Comment From: TomAugspurger

would I first need to code a parallel coordinates replacement for a pull request?

Not a full replacement, just modify the function in https://github.com/pydata/pandas/blob/cb43b2f20e21db25bb17f334bfa8f08a7292186d/pandas/tools/plotting.py#L669

You'll need to detect Categorical columns, use the codes as the y values and the categories as the tick labels. Keep in mind that the current implementation is super limited. We don't really have different axes per dimension, so everything is plotted on the same scale. It may take a bit of work to get things functioning properly.

Comment From: tacaswell

@phobson has implemented plots like that on top of mpl (I do not have a good link though).

Comment From: phobson

For completeness, the plots Tom is talking about are here: https://github.com/Geosyntec/wqio/blob/v0.3.2/wqio/utils/figutils.py#L795 and also here: https://gist.github.com/phobson/9de120cabde660ec734c

I don't think they would work with categorical data in y- direction, but I might be surprised.

The function in wqio expects wide-form data.

Comment From: stangirala

@TomAugspurger @jreback Parallel sets is something that I'd like to have too as a standard option/function.
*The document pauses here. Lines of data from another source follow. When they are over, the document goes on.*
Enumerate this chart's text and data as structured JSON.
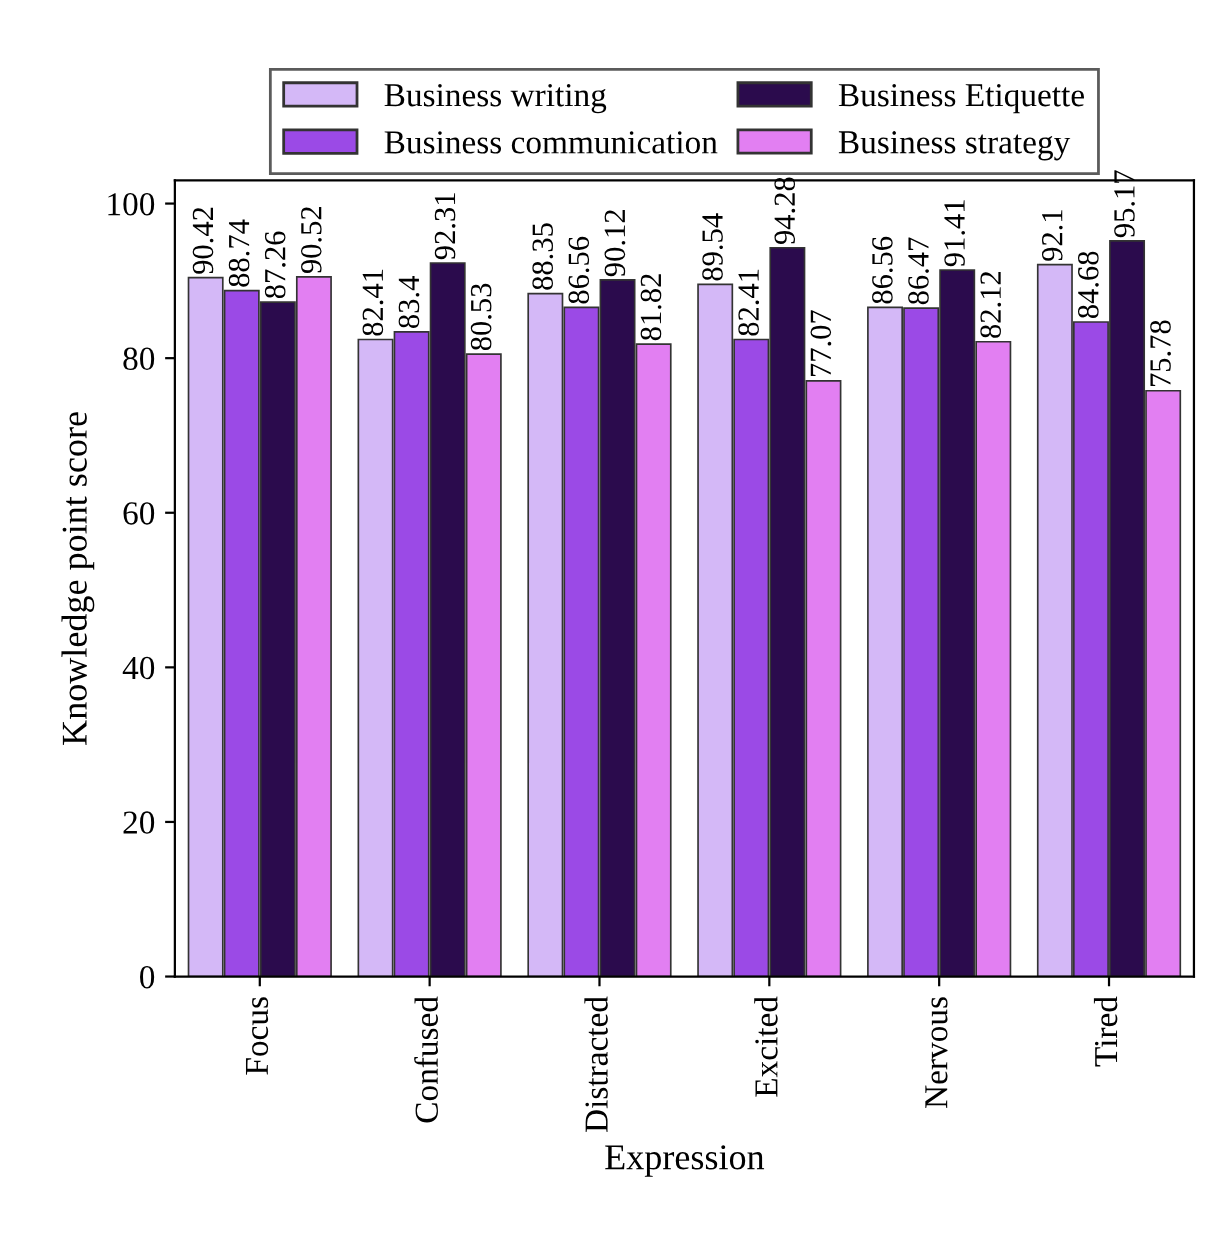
{
  "chart_data": {
    "type": "bar",
    "xlabel": "Expression",
    "ylabel": "Knowledge point score",
    "categories": [
      "Focus",
      "Confused",
      "Distracted",
      "Excited",
      "Nervous",
      "Tired"
    ],
    "series": [
      {
        "name": "Business writing",
        "color": "#d4b8f7",
        "values": [
          90.42,
          82.41,
          88.35,
          89.54,
          86.56,
          92.1
        ]
      },
      {
        "name": "Business communication",
        "color": "#9b4ae6",
        "values": [
          88.74,
          83.4,
          86.56,
          82.41,
          86.47,
          84.68
        ]
      },
      {
        "name": "Business Etiquette",
        "color": "#2b0b4d",
        "values": [
          87.26,
          92.31,
          90.12,
          94.28,
          91.41,
          95.17
        ]
      },
      {
        "name": "Business strategy",
        "color": "#e27ff2",
        "values": [
          90.52,
          80.53,
          81.82,
          77.07,
          82.12,
          75.78
        ]
      }
    ],
    "ylim": [
      0,
      103
    ],
    "yticks": [
      0,
      20,
      40,
      60,
      80,
      100
    ],
    "grid": false,
    "legend": "top",
    "data_labels": true
  }
}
I can work on this.

EDIT: I'd like to have a parallel_sets function that will in turn call parallel coordinates, will that work?
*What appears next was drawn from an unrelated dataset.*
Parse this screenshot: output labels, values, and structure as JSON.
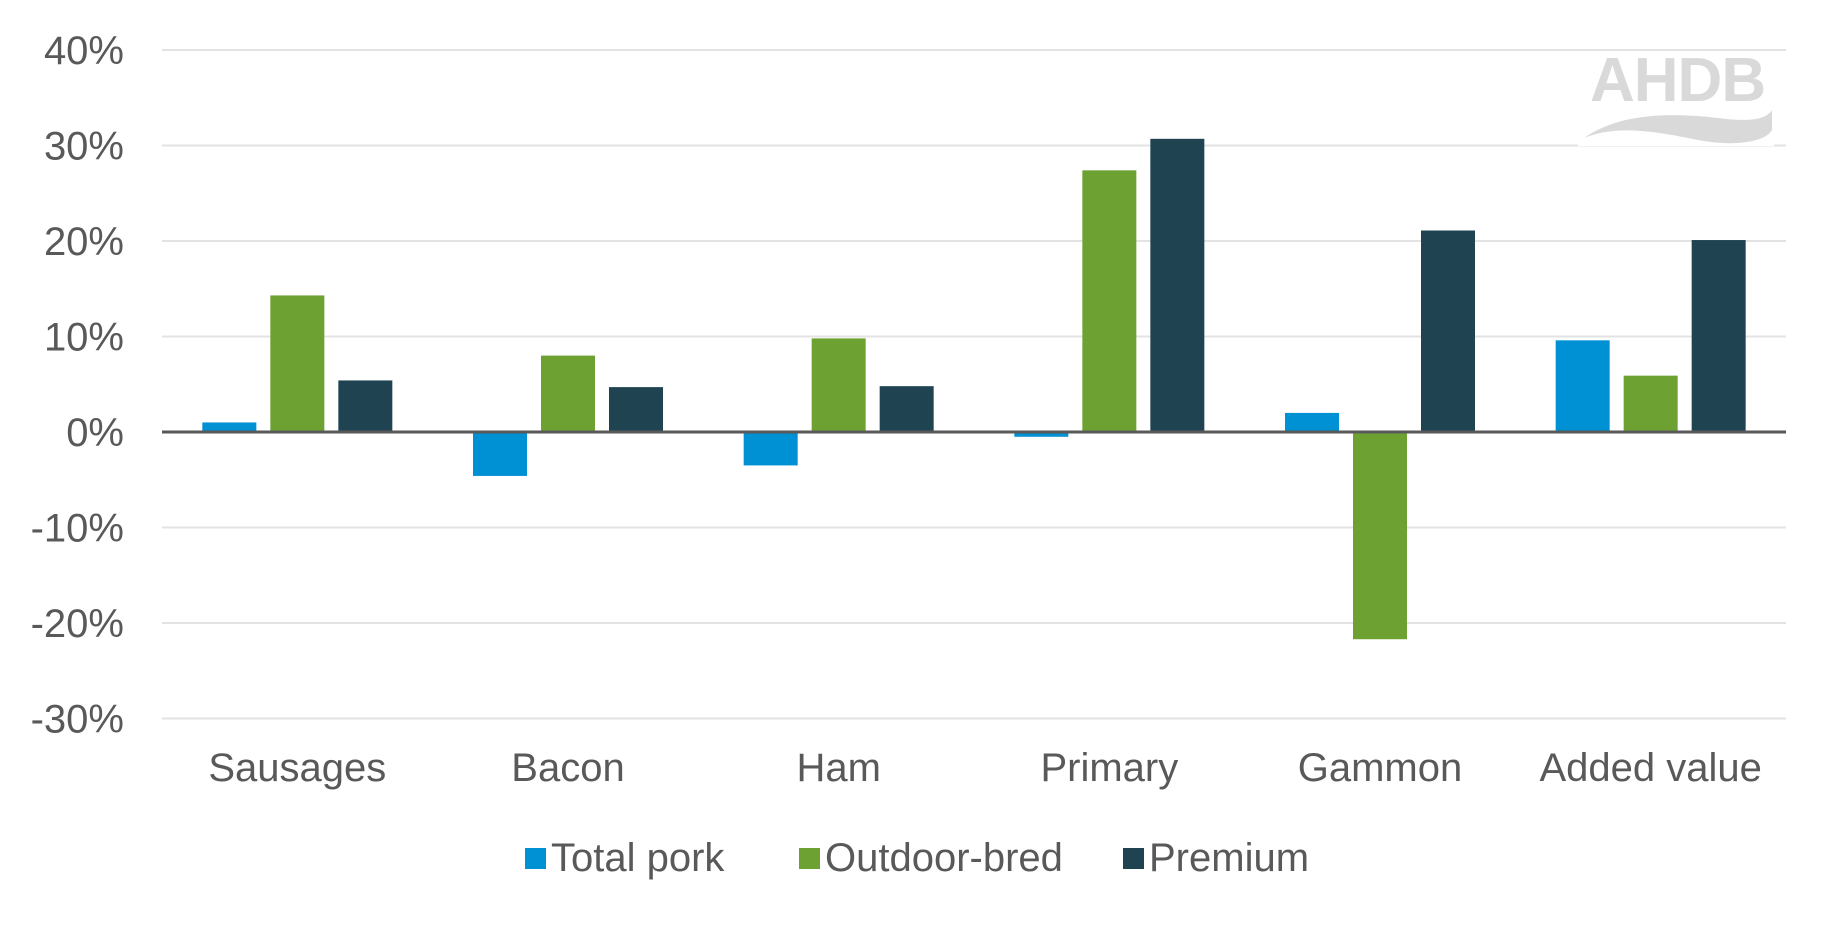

Comment From: TomAugspurger

Yes, I think so if you're willing to give it a shot.

On Fri, Apr 14, 2017 at 7:45 PM, Telt notifications@github.com wrote:

@TomAugspurger https://github.com/TomAugspurger @jreback https://github.com/jreback Parallel sets is something that I'd like to have too as a standard option/function. I can work on this.

— You are receiving this because you were mentioned. Reply to this email directly, view it on GitHub https://github.com/pandas-dev/pandas/issues/12341#issuecomment-294261603, or mute the thread https://github.com/notifications/unsubscribe-auth/ABQHIhmjsnA2X6hSrcIFbozhi27UjhuJks5rwBM_gaJpZM4Ha5BI .

Comment From: stangirala

@TomAugspurger @jreback Can you have a look at a WIP, I have some initial code with tests, https://github.com/stangirala/pandas/commit/378bef9f36de6267a733cf623e9392dd89d82a3b

I have a couple of questions, the signature is different from the parallel_coordinates method and I was not sure if we need all of them (for example axvlines)?
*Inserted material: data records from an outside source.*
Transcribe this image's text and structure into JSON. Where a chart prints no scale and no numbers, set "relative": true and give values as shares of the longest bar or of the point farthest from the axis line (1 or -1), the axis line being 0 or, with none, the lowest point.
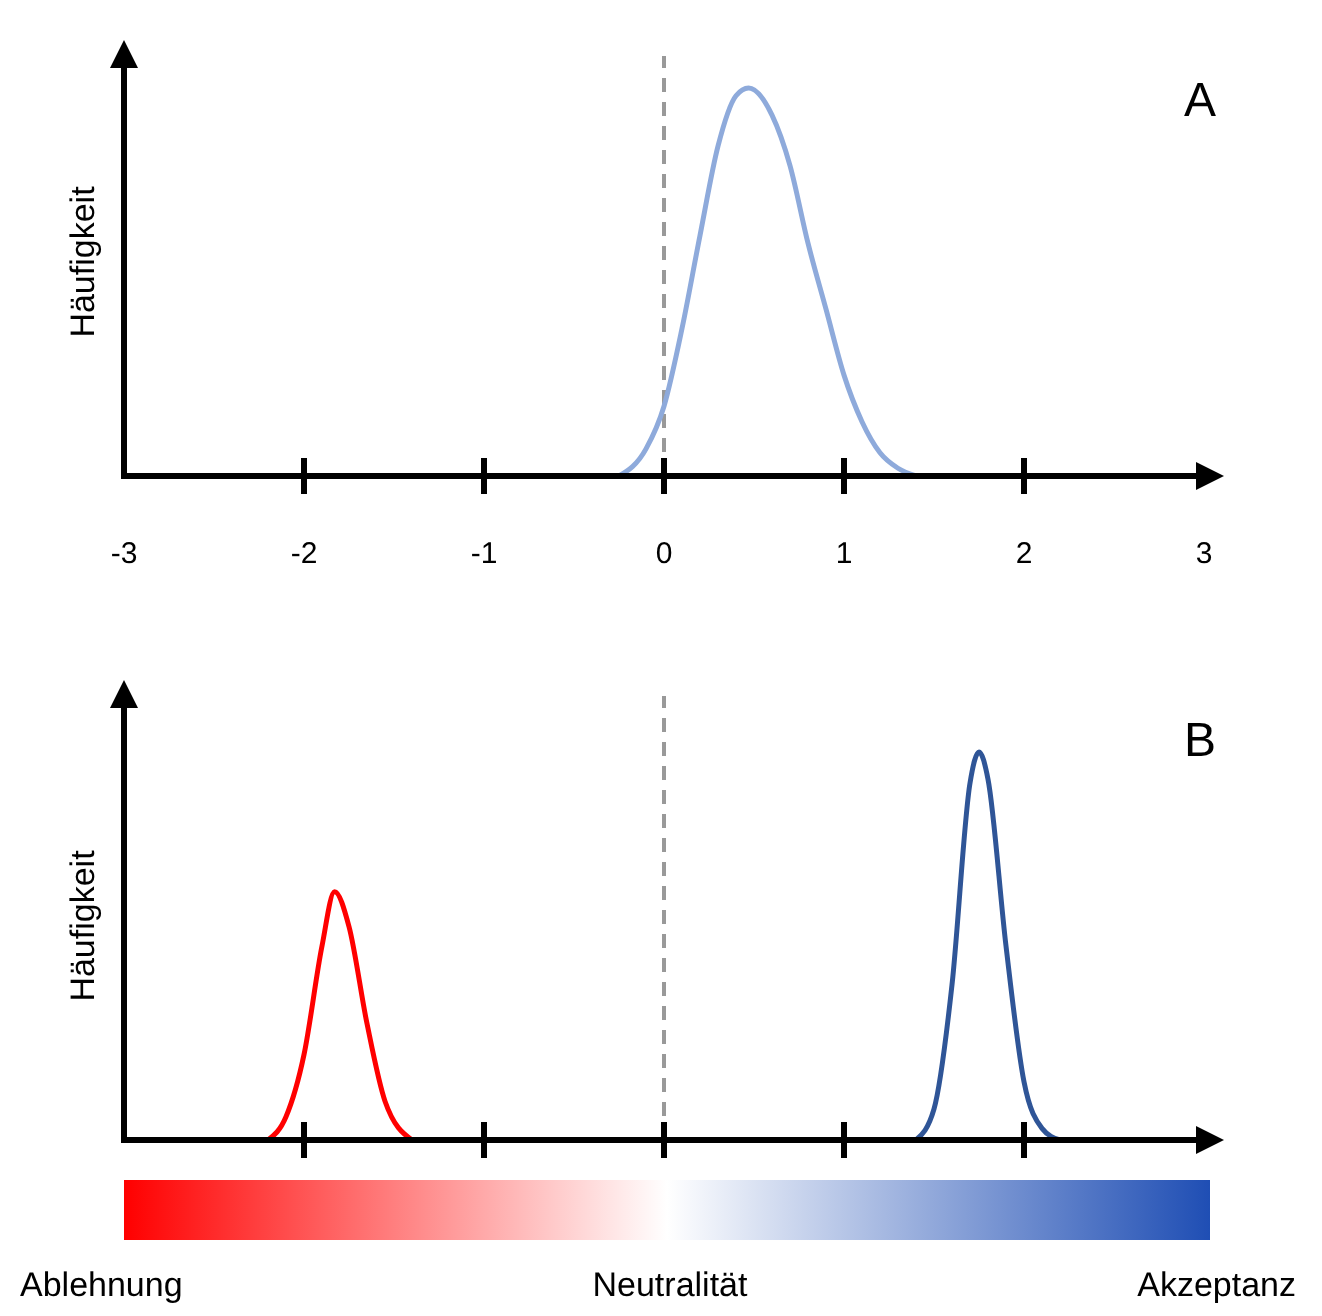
{
  "chart_data": [
    {
      "type": "line",
      "relative": true,
      "ylabel": "Häufigkeit",
      "xlim": [
        -3,
        3
      ],
      "xticks": [
        -3,
        -2,
        -1,
        0,
        1,
        2,
        3
      ],
      "tick_labels": "x",
      "annotations": [
        "A"
      ],
      "ref_lines": [
        {
          "axis": "x",
          "value": 0,
          "color": "#999999",
          "line_style": "dashed"
        }
      ],
      "series": [
        {
          "color": "#8eaadb",
          "x": [
            -0.25,
            -0.1,
            0,
            0.1,
            0.2,
            0.3,
            0.4,
            0.47,
            0.6,
            0.7,
            0.8,
            0.9,
            1.0,
            1.1,
            1.2,
            1.3,
            1.4
          ],
          "values": [
            0,
            0.07,
            0.18,
            0.38,
            0.62,
            0.85,
            0.98,
            1,
            0.93,
            0.8,
            0.6,
            0.43,
            0.26,
            0.14,
            0.06,
            0.02,
            0
          ]
        }
      ]
    },
    {
      "type": "line",
      "relative": true,
      "ylabel": "Häufigkeit",
      "xlim": [
        -3,
        3
      ],
      "xticks": [
        {
          "value": -2,
          "label": null
        },
        {
          "value": -1,
          "label": null
        },
        {
          "value": 0,
          "label": null
        },
        {
          "value": 1,
          "label": null
        },
        {
          "value": 2,
          "label": null
        }
      ],
      "tick_labels": false,
      "annotations": [
        "B",
        "Ablehnung",
        "Neutralität",
        "Akzeptanz"
      ],
      "ref_lines": [
        {
          "axis": "x",
          "value": 0,
          "color": "#999999",
          "line_style": "dashed"
        }
      ],
      "series": [
        {
          "color": "#ff0000",
          "x": [
            -2.2,
            -2.1,
            -2.0,
            -1.9,
            -1.83,
            -1.75,
            -1.65,
            -1.55,
            -1.4
          ],
          "values": [
            0,
            0.06,
            0.22,
            0.5,
            0.64,
            0.55,
            0.3,
            0.1,
            0
          ]
        },
        {
          "color": "#2f5597",
          "x": [
            1.4,
            1.5,
            1.6,
            1.7,
            1.75,
            1.8,
            1.9,
            2.0,
            2.1,
            2.2
          ],
          "values": [
            0,
            0.08,
            0.4,
            0.92,
            1,
            0.93,
            0.5,
            0.15,
            0.03,
            0
          ]
        }
      ]
    }
  ]
}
Do you have a suggestion on how to test _connect_polyline()? I was thinking of simply using a mock object for the axes objects and verifying their attributes were being accessed.

EDIT: Some context, I ended up with a new method called parallel_sets() which converts all of its inputs to a string, as if expecting categorical data always, via a string_to_integer dictionary, and plots those integers.

Comment From: shoyer

Some thoughts on this issue:

Why does parallel_sets need to be separate function from parallel_coordinates? It seems like this is what you would always want when categorical values are given as a column. parallel_coordinates needs to support different axes/tick-labels for this, but this is functionality that would be a major improvement for the original visualization.
Why is class_column a required argument for parallel_coordinates? That seems very strange -- there's no inherent reason why parallel coordinates plots need to be colored.
The static graphs produced by matplotlib pale in comparison to the JavaScript visualizations with dynamic brushing. So I'm not opposed to fixing up this functionality, but really matplotlib is not the best tool here.

Comment From: stangirala

From what I can read about Parallel Coordinates, it assumes each sample is a point in some n-d space and not necessarily from a category and in my PR it made sense to have two different functions. But support for different axes/tick-labels might be a better idea/simpler.
The class_column is used given the general use-case for parallel_coordinates is visualization of multivariate data.
Indeed, do you think it makes sense to fold in a js library (say Bokeh) as part of the standard visualization?